Rest easy: The economic slack created by the recession all but guarantees prices won't spike the way they did last year, analysts say.
On Thursday, a gallon of unleaded averaged $2.36. That's much cheaper than the $3.80 it cost this time last year, but prices are still up about 30 cents a gallon this month, enough to make drivers flinch.
'Uh-oh,' cab driver Jay Biyani said while filling up this week in Manhattan. 'That's the first thing I say when I pull into this gas station each day. Right now it's not that bad, but it's a lot worse than two weeks ago.'
Even so, the auto club AAA estimates 32.4 million people, or about one in 10 Americans, will travel over the holiday, most of them driving. That's a slight 1.5 percent increase from 2008.

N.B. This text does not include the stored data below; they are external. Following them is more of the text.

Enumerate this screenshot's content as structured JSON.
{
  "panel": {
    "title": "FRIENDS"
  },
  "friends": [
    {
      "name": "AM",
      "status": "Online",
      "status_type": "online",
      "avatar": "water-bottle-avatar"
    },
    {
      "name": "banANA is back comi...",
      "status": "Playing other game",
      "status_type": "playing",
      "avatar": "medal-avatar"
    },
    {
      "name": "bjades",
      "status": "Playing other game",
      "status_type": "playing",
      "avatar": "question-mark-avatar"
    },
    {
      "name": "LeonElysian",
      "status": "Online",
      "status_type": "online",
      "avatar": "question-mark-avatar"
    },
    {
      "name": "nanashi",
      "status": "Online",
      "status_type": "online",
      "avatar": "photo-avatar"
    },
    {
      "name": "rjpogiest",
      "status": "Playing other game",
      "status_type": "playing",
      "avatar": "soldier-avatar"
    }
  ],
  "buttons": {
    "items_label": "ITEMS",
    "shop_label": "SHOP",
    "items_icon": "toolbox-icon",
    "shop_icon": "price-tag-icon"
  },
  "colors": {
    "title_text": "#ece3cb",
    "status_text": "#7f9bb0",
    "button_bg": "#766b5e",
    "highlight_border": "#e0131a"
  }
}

Vacations make a lot more sense for many families than they did last year. Airfares, hotels and tourist attractions are all cheaper this year because of the relentless recession.
Gas is no exception. For much of this year, there has been a glut of gasoline in storage around the country, keeping prices low. And demand has been light because of the poor economy.
But gasoline has jumped in May. Oil refineries, trying to make money just like any other business, are taking in less oil because of the glut in gas, and those cutbacks are showing up at the pump.
At the same time, prices are starting to rise for seasonal reasons. Americans drive more in summer, and federal and state laws require different, more expensive gasoline blends this time of year.
The trading markets are at work, too. By mid-February, the price of oil had fallen so far - below $34 a barrel, compared with a peak of $147 last July - that large investors couldn't resist buying in.